Wijck was born into an artist family and received his training from his father. He journeyed to Italy, presumably by 1640, the year in which a ‘Tommaso fiammingo, pittore’ (Thomas the Fleming, painter) is documented as residing in Rome in the Via della Fontanella. Although this evidence of his residence in Rome around this time has been questioned, a number of his pictures depict scenes in and around Rome which would indicate a visit to the city at some point. He also resided in the environs of Naples, where he executed many sketches which he subsequently worked up into drawings of coast views.
In 1642 Wijck returned to the northern Netherlands, where he became a member of the Haarlem Guild of St. Luke. In 1660 he was appointed Dean of the Haarlem Guild.
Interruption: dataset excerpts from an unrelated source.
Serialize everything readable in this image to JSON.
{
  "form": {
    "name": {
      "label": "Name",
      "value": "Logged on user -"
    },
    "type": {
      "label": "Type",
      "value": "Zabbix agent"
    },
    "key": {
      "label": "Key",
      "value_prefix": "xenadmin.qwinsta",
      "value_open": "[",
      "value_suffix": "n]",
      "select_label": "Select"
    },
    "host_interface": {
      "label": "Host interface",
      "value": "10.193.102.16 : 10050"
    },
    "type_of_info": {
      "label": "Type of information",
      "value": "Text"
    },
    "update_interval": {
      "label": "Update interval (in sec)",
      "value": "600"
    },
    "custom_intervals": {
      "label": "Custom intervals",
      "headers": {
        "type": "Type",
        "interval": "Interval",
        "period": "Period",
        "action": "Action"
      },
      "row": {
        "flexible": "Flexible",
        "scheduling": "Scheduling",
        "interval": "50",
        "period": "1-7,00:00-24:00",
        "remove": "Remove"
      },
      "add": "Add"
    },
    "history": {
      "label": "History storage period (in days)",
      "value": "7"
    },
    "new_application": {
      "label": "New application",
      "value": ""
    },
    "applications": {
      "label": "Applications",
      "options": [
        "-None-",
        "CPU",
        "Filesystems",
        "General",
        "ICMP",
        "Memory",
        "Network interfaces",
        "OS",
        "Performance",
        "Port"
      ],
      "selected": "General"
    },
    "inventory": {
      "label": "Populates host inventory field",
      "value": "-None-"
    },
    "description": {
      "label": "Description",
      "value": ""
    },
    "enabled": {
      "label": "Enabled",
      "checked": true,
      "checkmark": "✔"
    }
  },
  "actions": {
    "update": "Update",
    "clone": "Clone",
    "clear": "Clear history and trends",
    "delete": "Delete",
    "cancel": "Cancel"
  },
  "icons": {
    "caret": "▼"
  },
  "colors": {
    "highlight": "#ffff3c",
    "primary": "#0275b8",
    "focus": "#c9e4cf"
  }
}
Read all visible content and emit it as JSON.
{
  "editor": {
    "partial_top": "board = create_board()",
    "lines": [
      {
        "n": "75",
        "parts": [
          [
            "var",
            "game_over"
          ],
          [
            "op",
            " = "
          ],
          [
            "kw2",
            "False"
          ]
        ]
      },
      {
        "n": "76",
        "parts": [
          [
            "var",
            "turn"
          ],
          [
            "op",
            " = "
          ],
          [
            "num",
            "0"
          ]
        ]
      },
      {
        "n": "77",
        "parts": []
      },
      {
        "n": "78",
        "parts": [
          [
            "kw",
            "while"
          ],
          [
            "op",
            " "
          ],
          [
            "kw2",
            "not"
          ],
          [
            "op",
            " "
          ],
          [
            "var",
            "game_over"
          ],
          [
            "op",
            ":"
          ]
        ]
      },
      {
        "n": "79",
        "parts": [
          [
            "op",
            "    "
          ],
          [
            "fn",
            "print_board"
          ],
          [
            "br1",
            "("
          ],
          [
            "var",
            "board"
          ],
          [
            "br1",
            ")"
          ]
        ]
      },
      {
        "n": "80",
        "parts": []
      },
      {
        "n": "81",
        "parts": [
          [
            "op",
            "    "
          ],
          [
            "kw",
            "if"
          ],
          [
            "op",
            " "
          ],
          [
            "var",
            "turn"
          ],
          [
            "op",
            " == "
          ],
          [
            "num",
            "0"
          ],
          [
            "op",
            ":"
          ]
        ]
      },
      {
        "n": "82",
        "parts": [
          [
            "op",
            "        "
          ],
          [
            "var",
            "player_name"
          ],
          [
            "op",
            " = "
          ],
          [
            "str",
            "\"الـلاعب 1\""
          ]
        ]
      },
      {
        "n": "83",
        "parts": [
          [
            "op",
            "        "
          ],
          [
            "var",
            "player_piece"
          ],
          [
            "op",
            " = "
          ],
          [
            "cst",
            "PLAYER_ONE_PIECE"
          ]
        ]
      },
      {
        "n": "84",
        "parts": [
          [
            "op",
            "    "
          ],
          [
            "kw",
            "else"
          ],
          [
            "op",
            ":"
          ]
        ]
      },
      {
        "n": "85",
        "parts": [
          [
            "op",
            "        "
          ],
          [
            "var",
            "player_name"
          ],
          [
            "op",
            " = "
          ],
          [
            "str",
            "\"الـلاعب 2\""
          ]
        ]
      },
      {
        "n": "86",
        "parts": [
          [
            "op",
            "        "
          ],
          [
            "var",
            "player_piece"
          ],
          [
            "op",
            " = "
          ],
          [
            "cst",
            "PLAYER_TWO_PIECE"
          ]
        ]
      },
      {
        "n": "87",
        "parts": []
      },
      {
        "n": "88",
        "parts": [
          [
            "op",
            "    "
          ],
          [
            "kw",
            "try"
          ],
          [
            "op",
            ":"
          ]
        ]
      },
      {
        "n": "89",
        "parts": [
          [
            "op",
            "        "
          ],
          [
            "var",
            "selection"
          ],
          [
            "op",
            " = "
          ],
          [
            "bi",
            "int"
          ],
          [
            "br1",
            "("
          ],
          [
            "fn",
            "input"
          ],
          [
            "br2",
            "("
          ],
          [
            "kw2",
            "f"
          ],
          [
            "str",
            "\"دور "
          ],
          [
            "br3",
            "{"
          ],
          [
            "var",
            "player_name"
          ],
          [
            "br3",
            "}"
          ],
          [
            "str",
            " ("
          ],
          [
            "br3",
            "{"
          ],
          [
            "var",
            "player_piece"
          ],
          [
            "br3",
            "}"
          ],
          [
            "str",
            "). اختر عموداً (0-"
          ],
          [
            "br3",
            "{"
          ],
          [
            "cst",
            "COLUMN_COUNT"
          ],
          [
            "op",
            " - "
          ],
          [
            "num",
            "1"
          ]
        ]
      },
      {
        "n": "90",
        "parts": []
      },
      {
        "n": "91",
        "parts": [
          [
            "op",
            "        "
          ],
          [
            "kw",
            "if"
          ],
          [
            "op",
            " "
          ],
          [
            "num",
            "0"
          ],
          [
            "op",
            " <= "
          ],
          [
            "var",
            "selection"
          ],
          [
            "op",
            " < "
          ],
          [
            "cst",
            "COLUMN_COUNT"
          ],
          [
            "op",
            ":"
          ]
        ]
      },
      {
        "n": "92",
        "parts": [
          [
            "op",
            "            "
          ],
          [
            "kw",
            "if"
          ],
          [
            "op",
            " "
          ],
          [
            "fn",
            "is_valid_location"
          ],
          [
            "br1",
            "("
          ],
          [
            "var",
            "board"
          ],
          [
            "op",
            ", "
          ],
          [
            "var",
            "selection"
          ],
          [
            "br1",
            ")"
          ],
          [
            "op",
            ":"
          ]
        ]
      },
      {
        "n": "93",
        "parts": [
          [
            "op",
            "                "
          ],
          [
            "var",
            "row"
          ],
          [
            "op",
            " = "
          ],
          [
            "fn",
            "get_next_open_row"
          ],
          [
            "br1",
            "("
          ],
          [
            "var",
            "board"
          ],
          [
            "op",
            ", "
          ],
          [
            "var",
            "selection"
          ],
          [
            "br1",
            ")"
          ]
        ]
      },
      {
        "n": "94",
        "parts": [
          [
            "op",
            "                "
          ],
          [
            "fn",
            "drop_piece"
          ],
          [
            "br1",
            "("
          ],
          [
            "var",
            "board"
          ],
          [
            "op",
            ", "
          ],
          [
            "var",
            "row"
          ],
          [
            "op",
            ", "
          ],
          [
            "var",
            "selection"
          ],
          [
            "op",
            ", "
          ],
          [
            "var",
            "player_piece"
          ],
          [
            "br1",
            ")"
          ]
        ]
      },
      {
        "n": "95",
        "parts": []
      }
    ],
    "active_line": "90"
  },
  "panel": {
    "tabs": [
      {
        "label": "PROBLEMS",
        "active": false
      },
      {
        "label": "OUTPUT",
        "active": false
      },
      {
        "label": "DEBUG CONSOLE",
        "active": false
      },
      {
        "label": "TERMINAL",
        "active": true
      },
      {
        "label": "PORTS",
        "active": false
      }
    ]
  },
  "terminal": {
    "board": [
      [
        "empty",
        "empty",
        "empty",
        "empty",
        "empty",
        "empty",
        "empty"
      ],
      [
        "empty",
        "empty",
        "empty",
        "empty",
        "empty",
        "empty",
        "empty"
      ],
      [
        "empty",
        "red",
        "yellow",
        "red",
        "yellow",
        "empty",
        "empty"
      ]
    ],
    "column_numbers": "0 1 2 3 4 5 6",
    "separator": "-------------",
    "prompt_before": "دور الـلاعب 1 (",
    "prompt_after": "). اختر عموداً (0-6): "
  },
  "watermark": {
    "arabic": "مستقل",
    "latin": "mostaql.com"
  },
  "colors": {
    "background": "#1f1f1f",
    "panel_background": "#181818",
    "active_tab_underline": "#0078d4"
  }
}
He went to England about the time of the Restoration and was much employed. He was followed there by his son and pupil Jan Wyck, who remained in Britain for the rest of his career and played an important role in the development of English sporting painting. Thomas Wyck was also the teacher of the Haarlem painter Jan van der Vaardt, who later also immigrated to England.
He died in Haarlem in August 1677. Pieter Mulier II was a follower of his style.
He excelled in Italianate paintings of shipping and seaports, populated with many figures, very frequently odd characters such as alchemists and misers. His style resembles that of the loose group of Dutch and Flemish genre painters working in Rome who are called the 'Bamboccianti' and were influenced by the genre paintings of Pieter van Laar. He also painted fairs, public markets, and the interiors of chemists’ laboratories.
Thomas Wijck's painting of an alchemist is said to have influenced Joseph Wright of Derby's similar picture. Both pictures contain similar vaulting, a confusion of objects and an assistant who is singled out by the light.